"God! My brilliance is becoming a bit of a burden...

Get back to me."
--"Scrubs" on NBC

I hope I'm not right about this. Over the past few weeks, I've seen a friend stepping out with a new guy. The problem is she's engaged, or at least I ASSUME she still was before I started seeing her out and about.

She's not a person I share in-depth conversations with: friendly hall chatter is about our speed. I'm familiar with her fiancee, who's a decent guy. As a quick aside, when I say "decent guy", that seems to be code for someone who tries hard, does everything right, and treats women appropriately. But while that description of someone in a relationship might merit a "great guy" label, once they're having trouble, in my mind they get their title changed to "decent". I'm not sure why.

Anyway...

She and this guy I've seen together before. They're in the same meetings and organizations, so they have a perfect reason to hang together. I've seen them together a fair bit this semester, but that was nothing I even really paid attention too. I noticed, but it got filed at the back of the brain, with all the other stuff your brain observes but considers unimportant. For example, what color was the first car you passed this morning? You may not remember, but you definitely saw and stored the information.

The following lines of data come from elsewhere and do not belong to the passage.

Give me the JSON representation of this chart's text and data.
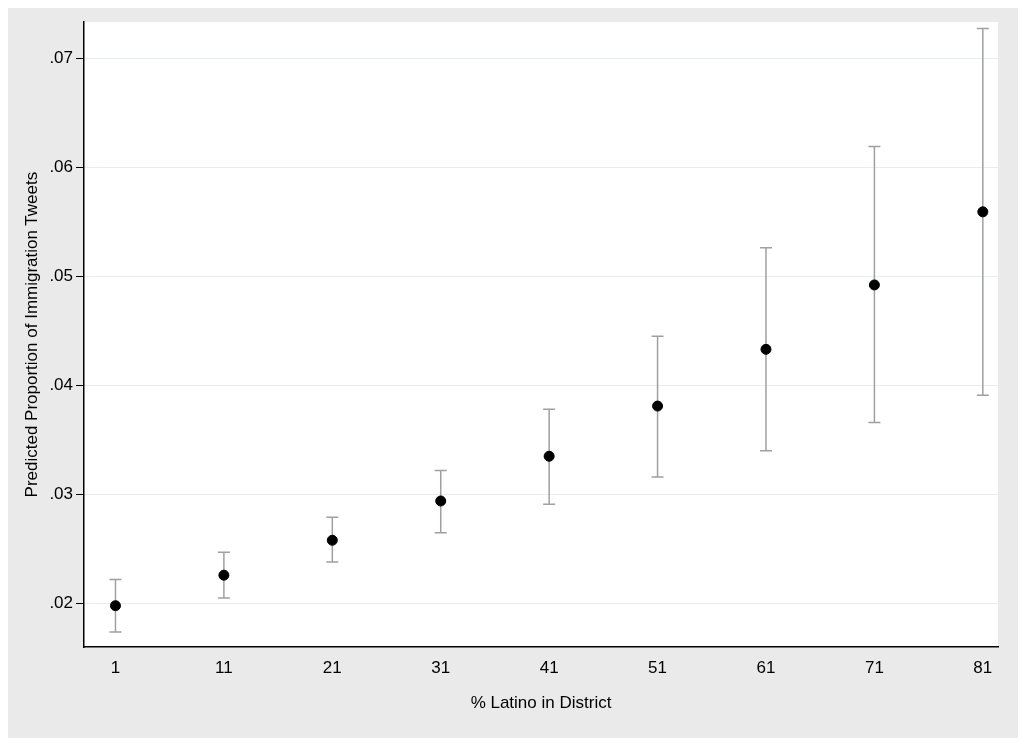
{
  "chart_data": {
    "type": "scatter",
    "xlabel": "% Latino in District",
    "ylabel": "Predicted Proportion of Immigration Tweets",
    "x": [
      1,
      11,
      21,
      31,
      41,
      51,
      61,
      71,
      81
    ],
    "series": [
      {
        "color": "#000000",
        "values": [
          0.0198,
          0.0226,
          0.0258,
          0.0294,
          0.0335,
          0.0381,
          0.0433,
          0.0492,
          0.0559
        ],
        "errors": [
          [
            0.0174,
            0.0222
          ],
          [
            0.0205,
            0.0247
          ],
          [
            0.0238,
            0.0279
          ],
          [
            0.0265,
            0.0322
          ],
          [
            0.0291,
            0.0378
          ],
          [
            0.0316,
            0.0445
          ],
          [
            0.034,
            0.0526
          ],
          [
            0.0366,
            0.0619
          ],
          [
            0.0391,
            0.0727
          ]
        ]
      }
    ],
    "xlim": [
      -1.9,
      82.4
    ],
    "xticks": [
      1,
      11,
      21,
      31,
      41,
      51,
      61,
      71,
      81
    ],
    "ylim": [
      0.016,
      0.0733
    ],
    "yticks": [
      {
        "value": 0.02,
        "label": ".02"
      },
      {
        "value": 0.03,
        "label": ".03"
      },
      {
        "value": 0.04,
        "label": ".04"
      },
      {
        "value": 0.05,
        "label": ".05"
      },
      {
        "value": 0.06,
        "label": ".06"
      },
      {
        "value": 0.07,
        "label": ".07"
      }
    ],
    "grid": "y",
    "marker": "circle",
    "legend": false
  }
}
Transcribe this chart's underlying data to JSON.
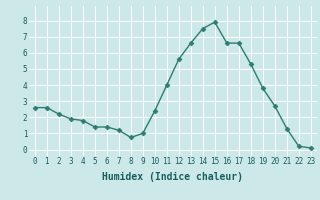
{
  "x": [
    0,
    1,
    2,
    3,
    4,
    5,
    6,
    7,
    8,
    9,
    10,
    11,
    12,
    13,
    14,
    15,
    16,
    17,
    18,
    19,
    20,
    21,
    22,
    23
  ],
  "y": [
    2.6,
    2.6,
    2.2,
    1.9,
    1.8,
    1.4,
    1.4,
    1.2,
    0.75,
    1.0,
    2.4,
    4.0,
    5.6,
    6.6,
    7.5,
    7.9,
    6.6,
    6.6,
    5.3,
    3.8,
    2.7,
    1.3,
    0.2,
    0.1
  ],
  "line_color": "#2e7d6e",
  "marker": "D",
  "markersize": 2.5,
  "linewidth": 1.0,
  "xlabel": "Humidex (Indice chaleur)",
  "xlabel_fontsize": 7,
  "xlim": [
    -0.5,
    23.5
  ],
  "ylim": [
    -0.4,
    8.9
  ],
  "yticks": [
    0,
    1,
    2,
    3,
    4,
    5,
    6,
    7,
    8
  ],
  "xticks": [
    0,
    1,
    2,
    3,
    4,
    5,
    6,
    7,
    8,
    9,
    10,
    11,
    12,
    13,
    14,
    15,
    16,
    17,
    18,
    19,
    20,
    21,
    22,
    23
  ],
  "xtick_labels": [
    "0",
    "1",
    "2",
    "3",
    "4",
    "5",
    "6",
    "7",
    "8",
    "9",
    "10",
    "11",
    "12",
    "13",
    "14",
    "15",
    "16",
    "17",
    "18",
    "19",
    "20",
    "21",
    "22",
    "23"
  ],
  "bg_color": "#cce8e8",
  "grid_color": "#ffffff",
  "tick_label_fontsize": 5.5,
  "tick_color": "#1a5f5f",
  "xlabel_color": "#1a5f5f"
}
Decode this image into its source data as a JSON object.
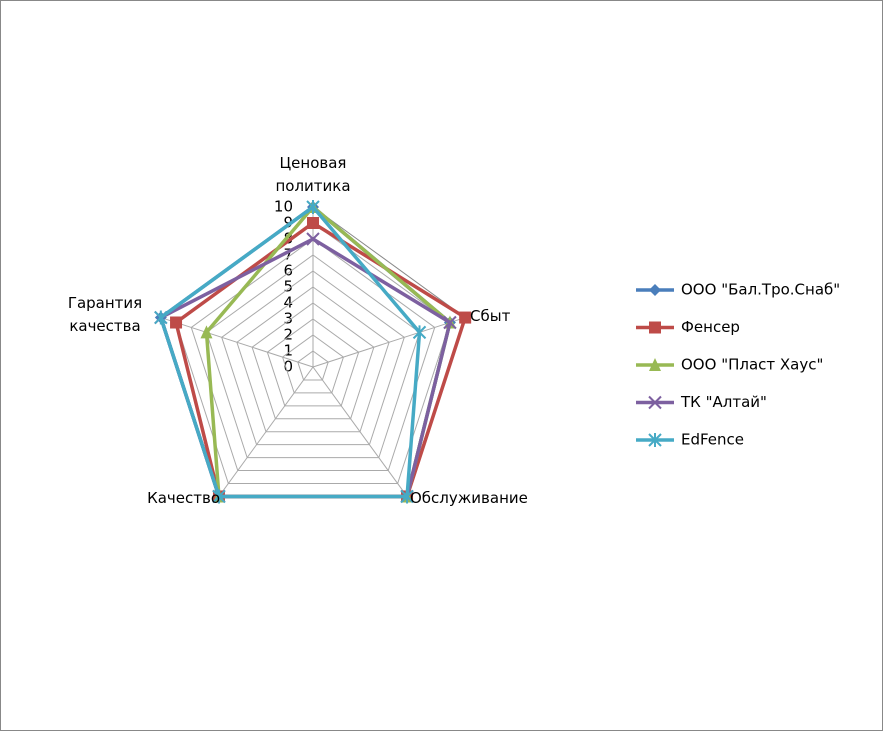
{
  "chart_data": {
    "type": "radar",
    "categories": [
      "Ценовая политика",
      "Сбыт",
      "Обслуживание",
      "Качество",
      "Гарантия качества"
    ],
    "series": [
      {
        "name": "ООО \"Бал.Тро.Снаб\"",
        "color": "#4a7ebb",
        "marker": "diamond",
        "values": [
          10,
          9,
          10,
          10,
          10
        ]
      },
      {
        "name": "Фенсер",
        "color": "#be4b48",
        "marker": "square",
        "values": [
          9,
          10,
          10,
          10,
          9
        ]
      },
      {
        "name": "ООО \"Пласт Хаус\"",
        "color": "#98b954",
        "marker": "triangle",
        "values": [
          10,
          9,
          10,
          10,
          7
        ]
      },
      {
        "name": "ТК \"Алтай\"",
        "color": "#7d60a0",
        "marker": "x",
        "values": [
          8,
          9,
          10,
          10,
          10
        ]
      },
      {
        "name": "EdFence",
        "color": "#46aac5",
        "marker": "star",
        "values": [
          10,
          7,
          10,
          10,
          10
        ]
      }
    ],
    "ylim": [
      0,
      10
    ],
    "yticks": [
      0,
      1,
      2,
      3,
      4,
      5,
      6,
      7,
      8,
      9,
      10
    ],
    "grid": true,
    "legend": "right"
  }
}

Then I saw them pick up food from a restaurant while I was dining. When I saw them, I thought, "there they are again. Wonder if they're "together" now?" I did actually think this, but it was mostly in jest, seeing as how I know she's engaged. So I put them out of my head as soon as I turned back to my salad.

But I saw them again. And again. And again. And the little voice that started out as a feeble joke gets louder and more insistent. And just this evening, I noticed she and her fiancee have pulled out of social calendars and events. No big announcements; just a hole in the schedule where you think something might have been, but you can't quite remember.

I have a tendency to over-analyze people, even to the point of making up stories that I think go with my perceptions of the facts. It's not a pretty skill, I admit.

That being said, I don't want to be right this time.